CFIN PhD student Signe H. Mikkelsen and collegues have just published an article in Frontiers in Neuroscience entitled: "Head holder and cranial window design for sequential magnetic resonance imaging and optical imaging in awake mice".

CFIN PhD student Signe Hirschel Mikkelsen

Head holder and cranial window design for sequential magnetic resonance imaging and optical imaging in awake mice

Signe H. Mikkelsen1, Boris Wied1, Vitalii Dashkovskyi1, Thomas Beck Lindhardt1, Lydiane Hirschler2, Jan M. Warnking3, Emmanuel L. Barbier3, Dmitry Postnov1, Brian Hansen1*† and Eugenio Gutiérrez-Jiménez1*†

  • 1Center of Functionally Integrative Neuroscience, Aarhus University, Aarhus, Denmark
  • 2Leiden University Medical Center, Leiden, Netherlands
  • 3Univ. Grenoble Alpes, Inserm, U1216, GIN, Grenoble Institut des Neurosciences, La Tronche, France

Medical imaging techniques are widely used in preclinical research as diagnostic tools to detect physiological abnormalities and assess the progression of neurovascular disease in animal models. Despite the wealth of imaging options in magnetic resonance imaging (MRI), interpretation of imaging-derived parameters regarding underlying tissue properties is difficult due to technical limitations or lack of parameter specificity. To address the challenge of interpretation, we present an animal preparation protocol to achieve quantitative measures from both MRI and advanced optical techniques, including laser speckle contrast imaging and two-photon microscopy, in murine models. In this manner, non-translatable methods support and improve interpretation of less specific, translatable methods, i.e., MRI. Combining modalities for improved clinical interpretation involves satisfying the requirements of various methods. Furthermore, physiology unperturbed by anesthetics is a prerequisite for the strategy to succeed. Awake animal imaging with restraint provides an alternative to anesthesia and facilitates translatability of cerebral measurements.

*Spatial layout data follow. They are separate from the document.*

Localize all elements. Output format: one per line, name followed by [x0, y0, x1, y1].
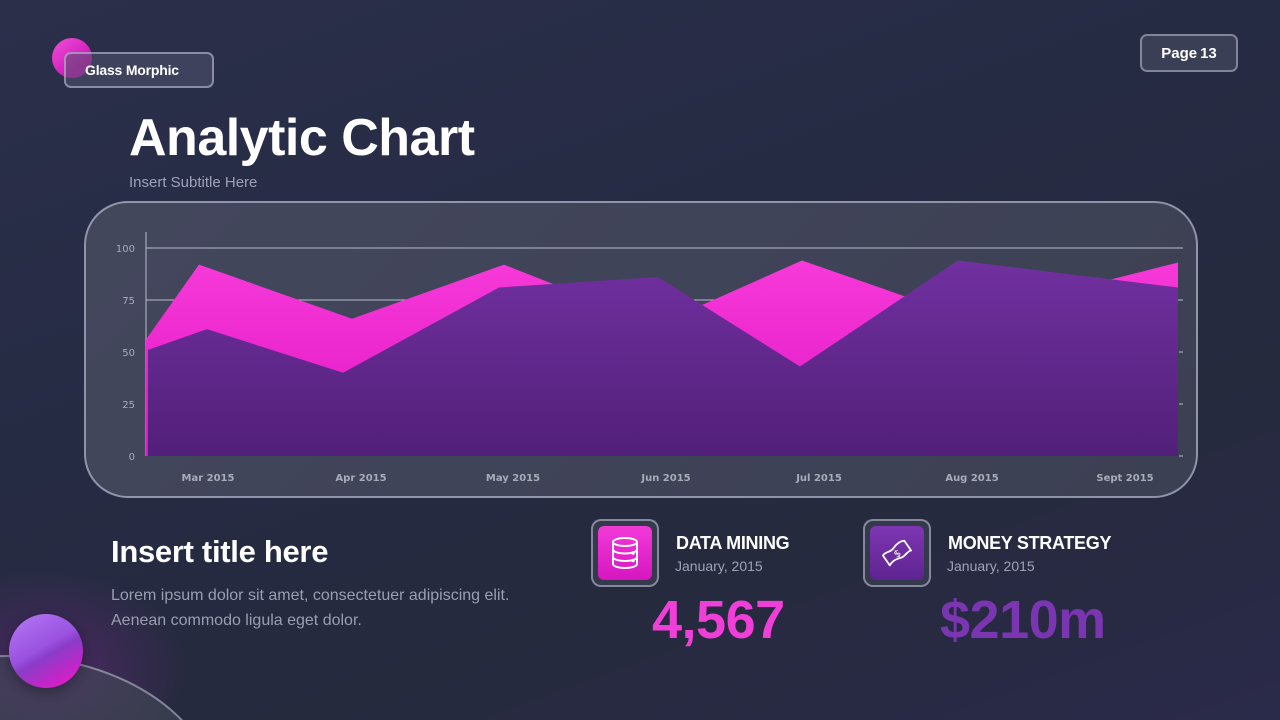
- database-icon: [598, 526, 652, 580]
- page-subtitle: Insert Subtitle Here: [129, 174, 258, 191]
- decorative-sphere: [9, 614, 83, 688]
- svg-text:Sept 2015: Sept 2015: [1096, 473, 1153, 484]
- svg-text:100: 100: [116, 244, 135, 255]
- svg-text:Mar 2015: Mar 2015: [182, 473, 235, 484]
- svg-text:Jun 2015: Jun 2015: [640, 473, 690, 484]
- brand-label: Glass Morphic: [85, 62, 179, 78]
- stat-value: 4,567: [652, 590, 785, 650]
- page-number: 13: [1200, 44, 1217, 62]
- area-chart: 0 25 50 75 100 Mar 2015 Apr 2015 May 2015 Jun 20…: [116, 232, 1183, 484]
- svg-text:Aug 2015: Aug 2015: [945, 473, 998, 484]
- page-title: Analytic Chart: [129, 109, 475, 167]
- area-series-2: [148, 260, 1178, 456]
- chart-card: 0 25 50 75 100 Mar 2015 Apr 2015 May 2015 Jun 20…: [84, 201, 1198, 498]
- brand-badge: Glass Morphic: [64, 52, 214, 88]
- page-label: Page: [1161, 44, 1198, 62]
- stat-value: $210m: [940, 590, 1106, 650]
- svg-text:75: 75: [122, 296, 135, 307]
- svg-text:Apr 2015: Apr 2015: [335, 473, 386, 484]
- stat-money-strategy: $ MONEY STRATEGY January, 2015 $210m: [863, 519, 1163, 659]
- svg-text:$: $: [892, 548, 904, 561]
- stat-icon-frame: [591, 519, 659, 587]
- page-number-badge: Page 13: [1140, 34, 1238, 72]
- money-bill-icon: $: [870, 526, 924, 580]
- stat-icon-frame: $: [863, 519, 931, 587]
- svg-text:Jul 2015: Jul 2015: [795, 473, 842, 484]
- svg-text:25: 25: [122, 400, 135, 411]
- svg-text:0: 0: [129, 452, 135, 463]
- stat-data-mining: DATA MINING January, 2015 4,567: [591, 519, 841, 659]
- stat-label: DATA MINING: [676, 533, 790, 553]
- stat-date: January, 2015: [947, 558, 1035, 574]
- svg-text:May 2015: May 2015: [486, 473, 540, 484]
- stat-label: MONEY STRATEGY: [948, 533, 1112, 553]
- info-title: Insert title here: [111, 534, 329, 569]
- svg-text:50: 50: [122, 348, 135, 359]
- info-body: Lorem ipsum dolor sit amet, consectetuer…: [111, 587, 510, 629]
- stat-date: January, 2015: [675, 558, 763, 574]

The method outlines design requirements for the setup and a corresponding reproducible surgical procedure for implanting a 3D printed head holder and cranial window to enable repeated multimodal imaging. We document the development, application, and validation of the method and provide examples confirming the usefulness of the design in acquiring high quality data from multiple modalities for quantification of a wide range of metrics of cerebral physiology in the same animal. The method contributes to preclinical small animal imaging, enabling sequential imaging of previously mutually exclusive techniques.